Sempre riferendosi a “Cozze, tamarindo”, il piatto presentato, “…nasce dalla volontà di utilizzare un ingrediente tipico della nostra terra, le cozze per l’appunto. Da sempre il lavoro di Bros’ non è semplicemente orientato all’utilizzo di materie prime indissolubilmente legate al nostro territorio, ma si è spinto oltre nella ricerca. L’obiettivo che sempre ci prefiggiamo dinanzi ad un nuovo ingrediente sta, dunque, nell’individuarne il suo vero background gustativo. Ogni piatto che creiamo deve rinnovare, nella testa e nel cuore di colui che lo assaggia, un ricordo di gusto; deve consentirgli quindi di riconoscere le proprie origini e le proprie radici.
Ed ecco le cozze di Taranto, vera abitudine nelle nostre tavole, servite quasi crude, condite solo con del limone. Abbiamo cercato di creare qualcosa che potesse ricordare questo gusto così poco articolato ma deciso: contrariamente alla tradizione che richiederebbe l’apertura delle cozze “all’ampa”, come si usa dire qui da noi, le apriamo sul barbecue e sarà proprio l’affumicatura ad esaltarne la sapidità. Al termine di questo passaggio, vengono adagiate su una brunoise di sedano croccante fresco, le condiamo poi con il brodo di tamarindo, decisamente più profumato rispetto al limone, e per finire l’olio di sedano che ne completa l’intensità.

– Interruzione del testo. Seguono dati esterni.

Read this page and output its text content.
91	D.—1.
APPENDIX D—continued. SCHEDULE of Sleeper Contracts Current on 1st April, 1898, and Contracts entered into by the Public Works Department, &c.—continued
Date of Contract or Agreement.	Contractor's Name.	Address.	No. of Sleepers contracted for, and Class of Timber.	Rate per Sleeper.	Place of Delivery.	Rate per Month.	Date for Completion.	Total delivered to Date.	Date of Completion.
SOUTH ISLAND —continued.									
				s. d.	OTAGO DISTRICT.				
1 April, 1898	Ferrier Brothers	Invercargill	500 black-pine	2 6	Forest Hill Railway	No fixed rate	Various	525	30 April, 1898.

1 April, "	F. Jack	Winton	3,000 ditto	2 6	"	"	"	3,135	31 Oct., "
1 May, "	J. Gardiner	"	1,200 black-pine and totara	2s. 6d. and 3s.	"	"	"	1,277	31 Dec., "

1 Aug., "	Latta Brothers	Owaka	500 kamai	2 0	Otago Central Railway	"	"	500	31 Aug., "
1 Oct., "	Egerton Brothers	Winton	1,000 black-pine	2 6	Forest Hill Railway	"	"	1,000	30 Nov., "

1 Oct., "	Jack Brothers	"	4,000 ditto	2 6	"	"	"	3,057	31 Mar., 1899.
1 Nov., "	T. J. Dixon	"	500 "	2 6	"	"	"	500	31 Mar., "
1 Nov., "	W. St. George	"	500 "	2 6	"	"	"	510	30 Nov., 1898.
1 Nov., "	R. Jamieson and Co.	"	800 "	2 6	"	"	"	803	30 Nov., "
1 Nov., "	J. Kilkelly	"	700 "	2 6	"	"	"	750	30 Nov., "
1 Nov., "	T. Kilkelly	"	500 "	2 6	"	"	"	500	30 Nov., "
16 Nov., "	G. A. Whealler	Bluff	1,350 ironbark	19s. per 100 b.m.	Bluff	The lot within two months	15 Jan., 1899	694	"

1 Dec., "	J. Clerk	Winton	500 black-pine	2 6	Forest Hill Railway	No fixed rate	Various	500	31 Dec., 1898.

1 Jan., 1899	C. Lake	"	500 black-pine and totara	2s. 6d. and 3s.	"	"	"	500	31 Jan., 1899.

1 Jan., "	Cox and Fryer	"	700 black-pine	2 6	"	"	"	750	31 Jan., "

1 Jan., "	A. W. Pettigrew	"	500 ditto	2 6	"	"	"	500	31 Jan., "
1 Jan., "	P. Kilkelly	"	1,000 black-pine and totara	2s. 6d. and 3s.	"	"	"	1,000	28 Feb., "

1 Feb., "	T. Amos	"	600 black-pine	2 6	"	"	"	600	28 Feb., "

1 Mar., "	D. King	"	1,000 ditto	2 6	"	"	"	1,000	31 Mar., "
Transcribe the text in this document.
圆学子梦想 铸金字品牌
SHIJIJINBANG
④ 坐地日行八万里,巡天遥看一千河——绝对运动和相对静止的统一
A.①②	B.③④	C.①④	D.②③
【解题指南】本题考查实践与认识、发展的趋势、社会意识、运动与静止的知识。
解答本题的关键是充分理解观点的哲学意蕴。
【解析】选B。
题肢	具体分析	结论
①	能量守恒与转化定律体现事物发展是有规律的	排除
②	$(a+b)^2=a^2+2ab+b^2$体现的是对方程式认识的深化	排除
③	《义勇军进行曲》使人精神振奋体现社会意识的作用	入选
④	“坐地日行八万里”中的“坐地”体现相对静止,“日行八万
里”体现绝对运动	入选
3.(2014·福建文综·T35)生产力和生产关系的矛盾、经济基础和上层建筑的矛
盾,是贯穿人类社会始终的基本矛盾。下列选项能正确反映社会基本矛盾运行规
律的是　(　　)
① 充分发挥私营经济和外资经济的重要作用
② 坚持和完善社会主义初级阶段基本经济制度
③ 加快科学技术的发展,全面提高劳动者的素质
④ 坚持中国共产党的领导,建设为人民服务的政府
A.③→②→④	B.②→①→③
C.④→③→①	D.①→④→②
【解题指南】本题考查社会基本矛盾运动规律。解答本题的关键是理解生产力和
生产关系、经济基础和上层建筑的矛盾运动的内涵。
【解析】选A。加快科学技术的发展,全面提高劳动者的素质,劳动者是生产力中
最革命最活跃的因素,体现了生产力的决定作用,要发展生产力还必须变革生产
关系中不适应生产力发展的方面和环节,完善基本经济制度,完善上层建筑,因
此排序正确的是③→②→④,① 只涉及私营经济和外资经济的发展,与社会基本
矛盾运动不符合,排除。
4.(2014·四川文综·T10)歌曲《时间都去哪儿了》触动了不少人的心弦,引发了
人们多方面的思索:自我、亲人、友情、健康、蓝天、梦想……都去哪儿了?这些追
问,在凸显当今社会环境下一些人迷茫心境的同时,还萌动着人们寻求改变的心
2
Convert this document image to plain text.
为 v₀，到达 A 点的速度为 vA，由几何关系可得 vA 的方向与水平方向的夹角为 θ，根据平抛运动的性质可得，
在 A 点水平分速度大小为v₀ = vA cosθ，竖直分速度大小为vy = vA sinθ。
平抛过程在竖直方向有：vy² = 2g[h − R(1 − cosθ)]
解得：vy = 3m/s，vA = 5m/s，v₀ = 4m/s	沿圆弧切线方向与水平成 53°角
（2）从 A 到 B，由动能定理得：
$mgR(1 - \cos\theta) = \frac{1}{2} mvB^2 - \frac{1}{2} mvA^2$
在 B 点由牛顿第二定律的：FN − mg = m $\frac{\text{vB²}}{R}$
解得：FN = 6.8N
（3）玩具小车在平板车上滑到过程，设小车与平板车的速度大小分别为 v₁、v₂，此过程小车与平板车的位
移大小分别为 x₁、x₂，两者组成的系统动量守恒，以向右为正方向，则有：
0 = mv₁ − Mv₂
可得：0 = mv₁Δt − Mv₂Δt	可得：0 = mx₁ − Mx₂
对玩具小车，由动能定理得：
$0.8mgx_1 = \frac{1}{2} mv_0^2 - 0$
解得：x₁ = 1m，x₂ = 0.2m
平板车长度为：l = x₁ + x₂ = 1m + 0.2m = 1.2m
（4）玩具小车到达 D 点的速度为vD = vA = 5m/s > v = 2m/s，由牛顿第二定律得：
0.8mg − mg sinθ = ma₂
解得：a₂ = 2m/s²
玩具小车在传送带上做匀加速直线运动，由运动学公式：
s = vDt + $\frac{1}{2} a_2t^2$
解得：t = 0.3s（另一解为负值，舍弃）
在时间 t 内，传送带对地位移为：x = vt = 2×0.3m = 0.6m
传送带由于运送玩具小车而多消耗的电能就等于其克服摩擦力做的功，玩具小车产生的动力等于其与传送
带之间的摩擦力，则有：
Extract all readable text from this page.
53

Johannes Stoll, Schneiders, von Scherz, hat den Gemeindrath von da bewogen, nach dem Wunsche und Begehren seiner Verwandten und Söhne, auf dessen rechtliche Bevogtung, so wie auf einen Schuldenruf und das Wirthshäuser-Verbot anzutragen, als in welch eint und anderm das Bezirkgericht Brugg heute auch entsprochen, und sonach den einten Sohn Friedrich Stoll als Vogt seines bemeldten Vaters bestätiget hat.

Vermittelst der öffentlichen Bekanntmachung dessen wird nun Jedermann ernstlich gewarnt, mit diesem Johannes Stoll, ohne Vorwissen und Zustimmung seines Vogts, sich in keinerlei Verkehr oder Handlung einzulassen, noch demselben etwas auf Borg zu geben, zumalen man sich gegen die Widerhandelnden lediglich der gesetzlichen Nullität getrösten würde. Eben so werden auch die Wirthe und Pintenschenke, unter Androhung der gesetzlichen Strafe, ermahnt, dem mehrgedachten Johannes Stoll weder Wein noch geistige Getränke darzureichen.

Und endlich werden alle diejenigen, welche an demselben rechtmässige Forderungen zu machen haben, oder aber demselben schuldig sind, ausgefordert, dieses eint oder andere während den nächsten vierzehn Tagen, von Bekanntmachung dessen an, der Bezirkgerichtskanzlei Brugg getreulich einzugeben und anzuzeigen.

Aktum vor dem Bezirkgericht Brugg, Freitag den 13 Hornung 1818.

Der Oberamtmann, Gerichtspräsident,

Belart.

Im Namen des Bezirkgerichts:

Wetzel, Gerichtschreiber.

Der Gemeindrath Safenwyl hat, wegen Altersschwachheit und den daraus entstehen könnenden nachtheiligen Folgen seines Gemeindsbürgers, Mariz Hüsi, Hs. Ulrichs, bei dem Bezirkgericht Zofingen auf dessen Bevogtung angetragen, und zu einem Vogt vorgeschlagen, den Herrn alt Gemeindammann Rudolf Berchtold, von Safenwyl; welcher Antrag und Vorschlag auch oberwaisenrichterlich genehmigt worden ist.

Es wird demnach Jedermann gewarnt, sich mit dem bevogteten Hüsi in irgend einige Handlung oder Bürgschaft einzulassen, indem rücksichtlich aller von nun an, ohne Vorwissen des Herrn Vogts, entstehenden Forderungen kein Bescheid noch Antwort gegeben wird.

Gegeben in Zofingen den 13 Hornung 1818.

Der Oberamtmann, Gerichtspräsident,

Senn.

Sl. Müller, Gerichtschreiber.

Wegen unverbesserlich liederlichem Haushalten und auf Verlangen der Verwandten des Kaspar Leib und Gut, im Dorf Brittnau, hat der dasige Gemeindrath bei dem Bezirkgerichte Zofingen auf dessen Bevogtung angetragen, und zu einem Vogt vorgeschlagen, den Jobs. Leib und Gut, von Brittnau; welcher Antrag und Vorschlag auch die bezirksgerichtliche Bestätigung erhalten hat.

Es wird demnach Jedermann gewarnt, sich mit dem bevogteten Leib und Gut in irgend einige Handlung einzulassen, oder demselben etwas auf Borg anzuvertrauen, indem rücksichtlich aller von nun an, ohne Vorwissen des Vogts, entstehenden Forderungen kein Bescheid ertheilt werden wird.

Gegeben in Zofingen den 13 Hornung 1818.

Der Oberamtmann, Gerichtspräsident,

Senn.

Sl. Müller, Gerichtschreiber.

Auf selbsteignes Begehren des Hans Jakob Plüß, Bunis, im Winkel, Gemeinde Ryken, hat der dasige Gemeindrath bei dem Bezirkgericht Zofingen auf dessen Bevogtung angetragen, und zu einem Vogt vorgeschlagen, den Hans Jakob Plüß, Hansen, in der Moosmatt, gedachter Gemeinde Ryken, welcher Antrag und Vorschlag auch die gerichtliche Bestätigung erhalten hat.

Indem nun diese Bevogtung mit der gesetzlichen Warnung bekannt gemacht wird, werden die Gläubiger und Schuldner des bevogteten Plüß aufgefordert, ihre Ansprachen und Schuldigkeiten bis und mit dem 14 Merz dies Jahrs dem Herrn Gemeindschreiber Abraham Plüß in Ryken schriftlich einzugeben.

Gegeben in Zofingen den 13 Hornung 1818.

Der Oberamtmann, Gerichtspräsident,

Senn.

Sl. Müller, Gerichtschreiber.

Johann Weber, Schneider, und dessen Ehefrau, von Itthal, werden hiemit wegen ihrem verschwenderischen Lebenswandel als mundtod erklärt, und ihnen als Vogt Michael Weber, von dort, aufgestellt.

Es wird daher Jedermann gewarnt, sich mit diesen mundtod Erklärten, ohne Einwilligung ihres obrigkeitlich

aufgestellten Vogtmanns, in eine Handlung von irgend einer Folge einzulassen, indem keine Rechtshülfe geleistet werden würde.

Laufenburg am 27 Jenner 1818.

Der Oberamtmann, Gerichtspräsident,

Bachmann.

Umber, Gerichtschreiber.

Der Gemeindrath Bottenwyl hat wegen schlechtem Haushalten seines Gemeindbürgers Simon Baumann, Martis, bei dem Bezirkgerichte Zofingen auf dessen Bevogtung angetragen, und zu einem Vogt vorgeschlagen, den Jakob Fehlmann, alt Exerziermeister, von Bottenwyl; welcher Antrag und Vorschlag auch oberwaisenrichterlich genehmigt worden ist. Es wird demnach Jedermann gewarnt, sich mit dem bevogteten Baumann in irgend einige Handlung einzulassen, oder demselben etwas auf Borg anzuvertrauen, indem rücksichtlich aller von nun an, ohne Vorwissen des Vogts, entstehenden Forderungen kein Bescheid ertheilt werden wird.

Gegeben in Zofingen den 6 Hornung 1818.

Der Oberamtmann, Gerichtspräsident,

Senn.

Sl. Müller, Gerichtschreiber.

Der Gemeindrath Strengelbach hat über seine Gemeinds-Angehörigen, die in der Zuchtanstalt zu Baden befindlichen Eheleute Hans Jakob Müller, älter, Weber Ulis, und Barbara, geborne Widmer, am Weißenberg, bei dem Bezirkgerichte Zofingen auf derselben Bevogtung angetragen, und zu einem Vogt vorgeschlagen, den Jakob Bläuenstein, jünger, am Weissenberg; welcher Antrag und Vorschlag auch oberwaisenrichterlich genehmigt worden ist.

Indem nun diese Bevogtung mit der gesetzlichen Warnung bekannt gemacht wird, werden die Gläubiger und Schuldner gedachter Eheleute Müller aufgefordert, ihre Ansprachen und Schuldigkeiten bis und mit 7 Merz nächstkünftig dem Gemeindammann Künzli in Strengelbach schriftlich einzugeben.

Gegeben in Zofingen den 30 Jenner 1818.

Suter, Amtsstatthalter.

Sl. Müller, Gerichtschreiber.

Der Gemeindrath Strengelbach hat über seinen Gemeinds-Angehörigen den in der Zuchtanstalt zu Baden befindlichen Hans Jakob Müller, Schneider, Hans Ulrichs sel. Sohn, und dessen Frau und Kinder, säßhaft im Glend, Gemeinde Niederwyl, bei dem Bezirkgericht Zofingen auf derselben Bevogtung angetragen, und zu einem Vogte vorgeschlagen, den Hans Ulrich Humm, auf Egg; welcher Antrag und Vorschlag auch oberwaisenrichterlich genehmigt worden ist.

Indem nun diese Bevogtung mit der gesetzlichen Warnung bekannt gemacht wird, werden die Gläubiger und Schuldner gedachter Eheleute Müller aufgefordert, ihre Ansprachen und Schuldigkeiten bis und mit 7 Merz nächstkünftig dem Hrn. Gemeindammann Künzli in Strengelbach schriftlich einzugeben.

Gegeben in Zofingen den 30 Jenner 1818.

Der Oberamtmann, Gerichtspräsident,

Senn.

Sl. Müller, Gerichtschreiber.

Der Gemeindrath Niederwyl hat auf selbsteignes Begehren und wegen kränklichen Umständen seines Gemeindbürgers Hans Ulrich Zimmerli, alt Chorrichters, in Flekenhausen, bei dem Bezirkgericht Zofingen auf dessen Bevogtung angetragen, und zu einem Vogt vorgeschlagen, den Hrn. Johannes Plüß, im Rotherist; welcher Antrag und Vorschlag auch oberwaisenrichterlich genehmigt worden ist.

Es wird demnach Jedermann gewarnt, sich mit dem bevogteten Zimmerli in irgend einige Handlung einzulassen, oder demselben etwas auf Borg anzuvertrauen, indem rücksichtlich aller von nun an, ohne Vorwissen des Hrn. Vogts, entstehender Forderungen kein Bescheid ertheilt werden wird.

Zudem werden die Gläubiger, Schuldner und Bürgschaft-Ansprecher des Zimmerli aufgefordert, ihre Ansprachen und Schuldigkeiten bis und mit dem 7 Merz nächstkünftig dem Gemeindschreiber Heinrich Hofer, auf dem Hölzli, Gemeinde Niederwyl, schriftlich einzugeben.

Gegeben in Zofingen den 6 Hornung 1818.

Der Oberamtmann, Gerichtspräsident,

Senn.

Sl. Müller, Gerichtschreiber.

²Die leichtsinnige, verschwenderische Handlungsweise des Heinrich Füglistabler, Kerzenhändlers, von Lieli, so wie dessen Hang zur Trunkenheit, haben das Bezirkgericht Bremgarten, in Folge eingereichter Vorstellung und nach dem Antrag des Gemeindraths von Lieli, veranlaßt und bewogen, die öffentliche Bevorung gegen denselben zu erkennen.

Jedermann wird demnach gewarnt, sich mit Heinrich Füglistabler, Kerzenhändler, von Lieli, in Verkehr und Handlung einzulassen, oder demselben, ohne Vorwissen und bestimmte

Cozze e tamarindo, Floriano Pellegrino, Bros, Lecce

Cozze, tamarindo

1kg di cozze tarantine
200g di sedano fresco
200g di foglie di sedano
250g di olio e.v.o.
90g di tamarindo
800g di acqua

Frullare le foglie di sedano con l’olio, quindi colare tramite carta. Fare poi un brodo con l’acqua e il tamarindo, infine colare. Con il sedano fresco fare una brunoise, pulendolo accuratamente dai filamenti interni ed esterni. Pulire bene le cozze dopo averle fatte depurare, ed aprirle utilizzando il barbecue. Levarle appena iniziano ad aprirsi, ed estrarre quindi le cozze dal guscio. Finire il piatto con il sedano sul fondo, copirlo con le cozze, e in ultimo aggiungere il brodo freddo con l’olio di sedano.

Cocktail in abbinamento powered by Bonaventura Maschio: Bitter Orange Fizz
2/3 di gin Barmaster
1/3 di succo di arancia amara fresco
1 dash di sciroppo semplice
Soda
Spuma di sedano

Shakerare il tutto, e in un tumbler completare con soda. Finire con una copertura di spuma di sedano. Servire spruzzando il bicchiere con acqua marina sterilizzata.